Dieter - I concur that I may have tried to use the wrong tool for the stuff I was trying to do. As noted in my initial post, I have just discovered the track method (and am finding it more and more useful). I am also aware of the shift+drag method of expanding the colour range and meant exactly that when I stated "regardless of how many times I tried dragging the cursor", however, I was not as clear as I should have been. My fault! Regarding your point about out of gamut tool, the colour range tool has a drop down box that describes itself as "Colour Space" and allows the user to choose HSV, HSL or RGB. Those were what I was referring to when asking about whether the colours I was trying to mask were perhaps out of the gamut of the chosen colour space and, hence, not recognized and not masked as a result. I also queried if PWP has an "out of gamut" indicator that could be used on an image (so the user could determine if some of the image was out of gamut for a particular colour space). I am aware that Photoshop has an out of gamut warning and there are other programs that provide that info and was just wondering if PWP had the same capability. I couldn't find any reference in the literature so suspected not.
Mike - I got the "All pixels" bit but you lost me with the Flood Fill part as I have never used that tool. I will have to give it a try. Thanks.
Couman - I have often used that exact method of expanding the colour range. However, I even tried this method with the image I noted in my initial post and, for the life of me, no matter what I tried, I couldn't mask certain pixels. That's the reason I wondered if those particular pixels were out of the colour gamut of the chosen colour space. I reasoned that, by my aggressive use of the various Composite blending modes, I may have pushed the colours too much.
Thanks again everyone.
Marv
Re: Mask - Colour Range tool
Posted: June 23rd, 2011, 5:31 am
by Dieter Mayr
Marv
HSV, HSL and RBG are no Color Spaces in the meaning of Color Management, and do not have something like a Gamut.
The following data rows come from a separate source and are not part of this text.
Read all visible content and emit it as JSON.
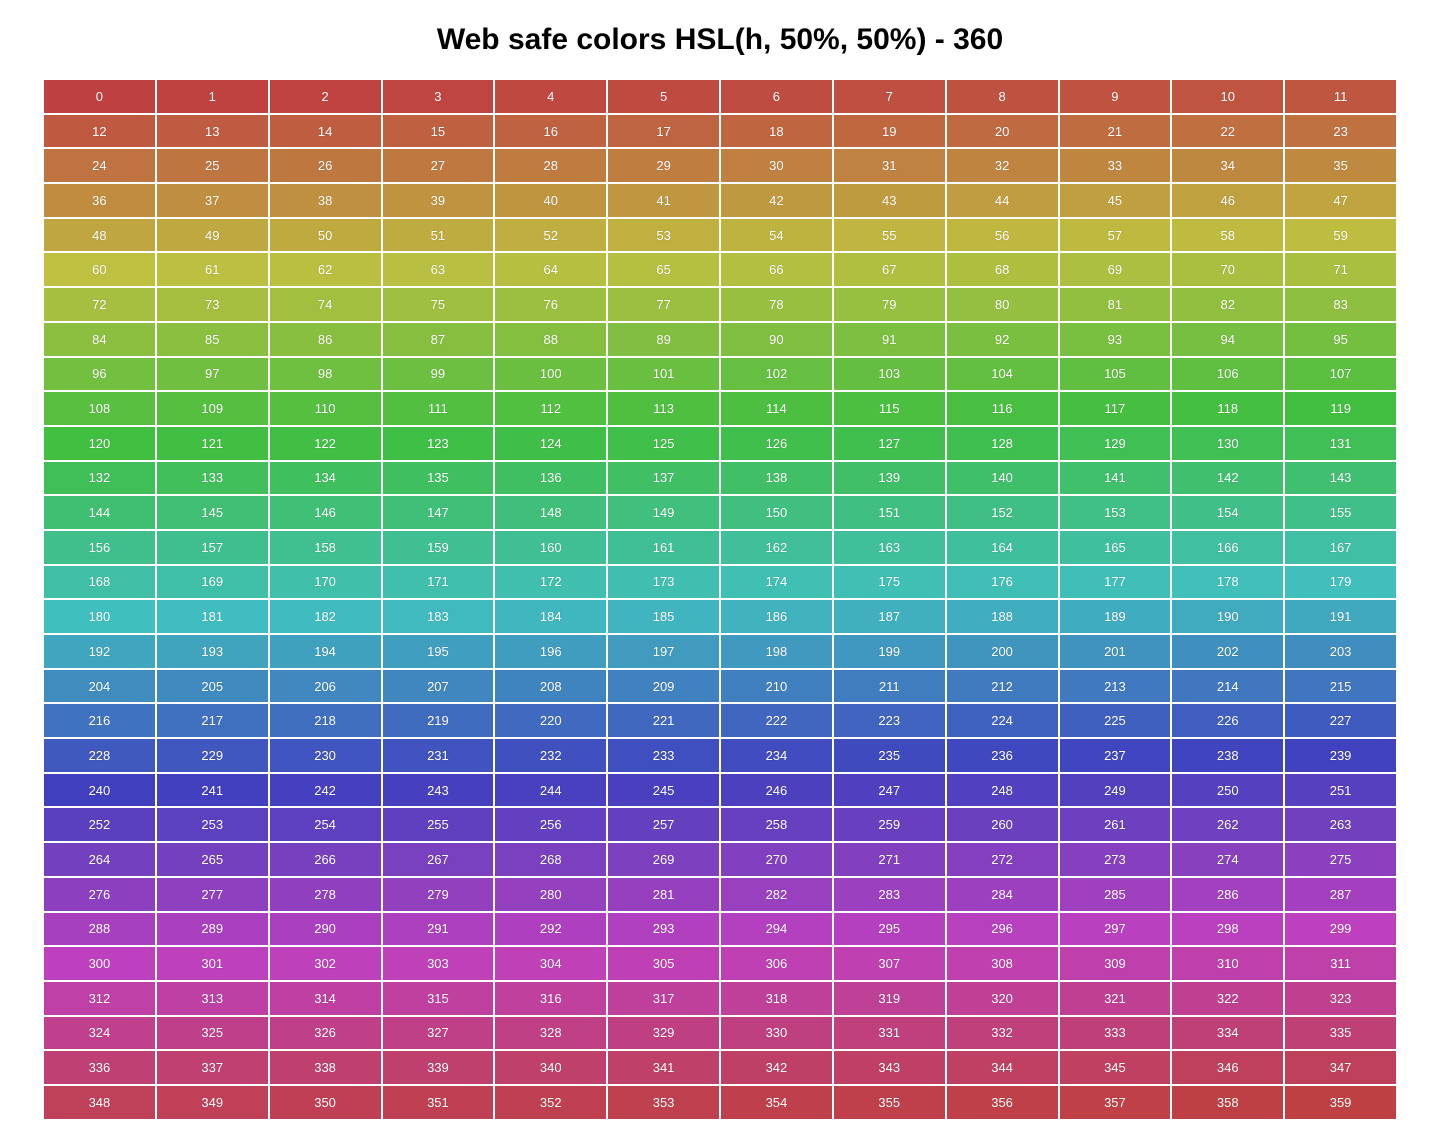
{
  "title": "Web safe colors HSL(h, 50%, 50%) - 360",
  "palette": {
    "saturation_percent": 50,
    "lightness_percent": 50,
    "text_color": "#ffffff",
    "hues": [
      0,
      1,
      2,
      3,
      4,
      5,
      6,
      7,
      8,
      9,
      10,
      11,
      12,
      13,
      14,
      15,
      16,
      17,
      18,
      19,
      20,
      21,
      22,
      23,
      24,
      25,
      26,
      27,
      28,
      29,
      30,
      31,
      32,
      33,
      34,
      35,
      36,
      37,
      38,
      39,
      40,
      41,
      42,
      43,
      44,
      45,
      46,
      47,
      48,
      49,
      50,
      51,
      52,
      53,
      54,
      55,
      56,
      57,
      58,
      59,
      60,
      61,
      62,
      63,
      64,
      65,
      66,
      67,
      68,
      69,
      70,
      71,
      72,
      73,
      74,
      75,
      76,
      77,
      78,
      79,
      80,
      81,
      82,
      83,
      84,
      85,
      86,
      87,
      88,
      89,
      90,
      91,
      92,
      93,
      94,
      95,
      96,
      97,
      98,
      99,
      100,
      101,
      102,
      103,
      104,
      105,
      106,
      107,
      108,
      109,
      110,
      111,
      112,
      113,
      114,
      115,
      116,
      117,
      118,
      119,
      120,
      121,
      122,
      123,
      124,
      125,
      126,
      127,
      128,
      129,
      130,
      131,
      132,
      133,
      134,
      135,
      136,
      137,
      138,
      139,
      140,
      141,
      142,
      143,
      144,
      145,
      146,
      147,
      148,
      149,
      150,
      151,
      152,
      153,
      154,
      155,
      156,
      157,
      158,
      159,
      160,
      161,
      162,
      163,
      164,
      165,
      166,
      167,
      168,
      169,
      170,
      171,
      172,
      173,
      174,
      175,
      176,
      177,
      178,
      179,
      180,
      181,
      182,
      183,
      184,
      185,
      186,
      187,
      188,
      189,
      190,
      191,
      192,
      193,
      194,
      195,
      196,
      197,
      198,
      199,
      200,
      201,
      202,
      203,
      204,
      205,
      206,
      207,
      208,
      209,
      210,
      211,
      212,
      213,
      214,
      215,
      216,
      217,
      218,
      219,
      220,
      221,
      222,
      223,
      224,
      225,
      226,
      227,
      228,
      229,
      230,
      231,
      232,
      233,
      234,
      235,
      236,
      237,
      238,
      239,
      240,
      241,
      242,
      243,
      244,
      245,
      246,
      247,
      248,
      249,
      250,
      251,
      252,
      253,
      254,
      255,
      256,
      257,
      258,
      259,
      260,
      261,
      262,
      263,
      264,
      265,
      266,
      267,
      268,
      269,
      270,
      271,
      272,
      273,
      274,
      275,
      276,
      277,
      278,
      279,
      280,
      281,
      282,
      283,
      284,
      285,
      286,
      287,
      288,
      289,
      290,
      291,
      292,
      293,
      294,
      295,
      296,
      297,
      298,
      299,
      300,
      301,
      302,
      303,
      304,
      305,
      306,
      307,
      308,
      309,
      310,
      311,
      312,
      313,
      314,
      315,
      316,
      317,
      318,
      319,
      320,
      321,
      322,
      323,
      324,
      325,
      326,
      327,
      328,
      329,
      330,
      331,
      332,
      333,
      334,
      335,
      336,
      337,
      338,
      339,
      340,
      341,
      342,
      343,
      344,
      345,
      346,
      347,
      348,
      349,
      350,
      351,
      352,
      353,
      354,
      355,
      356,
      357,
      358,
      359
    ]
  }
}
From my opinion the term "Color Space" is not the most lucky choose for this, "Color Model" would fit much better.
They are indeed Models for describing a color, a pure red for example can be described in these models as follows: 0/100/100 in HSV, 0/100/50 in HSL and 100/0/0 in RGB (all values in % of the maximum value).
This does say nothing about if these color can be shown exactly on a monitor or on a printer.
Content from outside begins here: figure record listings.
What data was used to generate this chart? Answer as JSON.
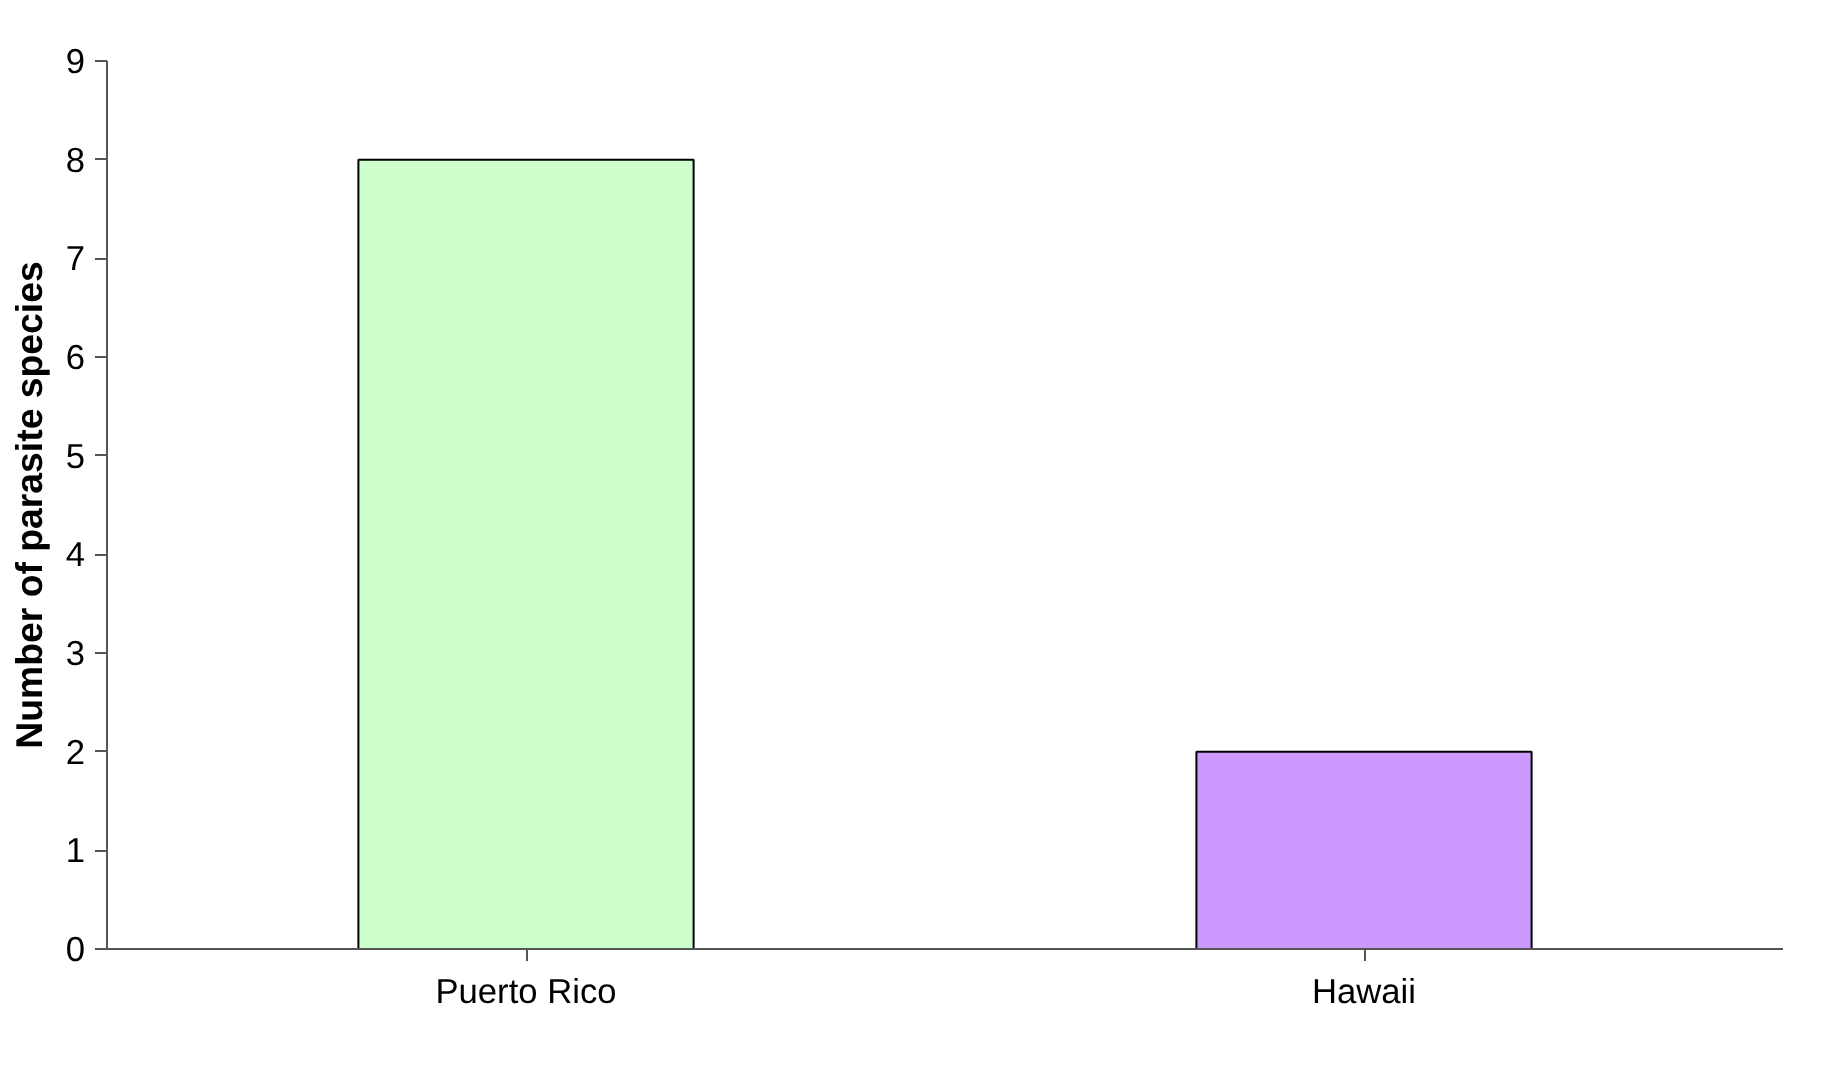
{
  "chart_data": {
    "type": "bar",
    "ylabel": "Number of parasite species",
    "categories": [
      "Puerto Rico",
      "Hawaii"
    ],
    "values": [
      8,
      2
    ],
    "colors": [
      "#ccffcc",
      "#cc99ff"
    ],
    "ylim": [
      0,
      9
    ],
    "yticks": [
      0,
      1,
      2,
      3,
      4,
      5,
      6,
      7,
      8,
      9
    ],
    "grid": false
  }
}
There is a gamut warning in PWP, Open the Color Management Dialog (File - Color Management), on the bottom of the dialog you find the settings to switch the Gamut Alarm on and off and to set the color in which out of gamma colors are shown.
When you activate the Softproof, then, the areas that are out of gamut are shown in the selected color.
But, to say it again, there is no relevance if you show the colors in HSL, HSV or RGB, the only relevant thing if you have out of gamut colors is the pofile you print with or convert to.
The english Wikipedia article about HSV and HSL Color models gives, to my opinion, a good explanation, and also the formulae to convert between HSL, HSV and RGB, So every possible RGB color can be transverted to a HSL or HSV model, and vice versa, so there is no color in HSV that cant exist in HSL or in RGB, they are just different representations of the same color.
http://en.wikipedia.org/wiki/HSL_and_HSV
I hope it helps a bit
Re: Mask - Colour Range tool
Posted: June 23rd, 2011, 2:16 pm
by Marpel
Dieter,
Your latest answer actually helps a lot. I admit I was a bit confused by the use of the term "Colour Space" in the Mask Tool, in reference to HSV, HSL and RGB (I made an incorrect assumption that RGB was referring to something like Adobe 1998, so further presumed that HSV and HSL had to be colour spaces as well). I agree "Colour Model" might be better. Your explanation clarifies things. And thanks for directing me to the Gamut Warning in PWP. I had looked in the Help contents and found reference to the word Gamut but could find nothing about a warning system/tool. Good to know. Logic suggested a program as good as PWP would have such a device, I just couldn't locate it.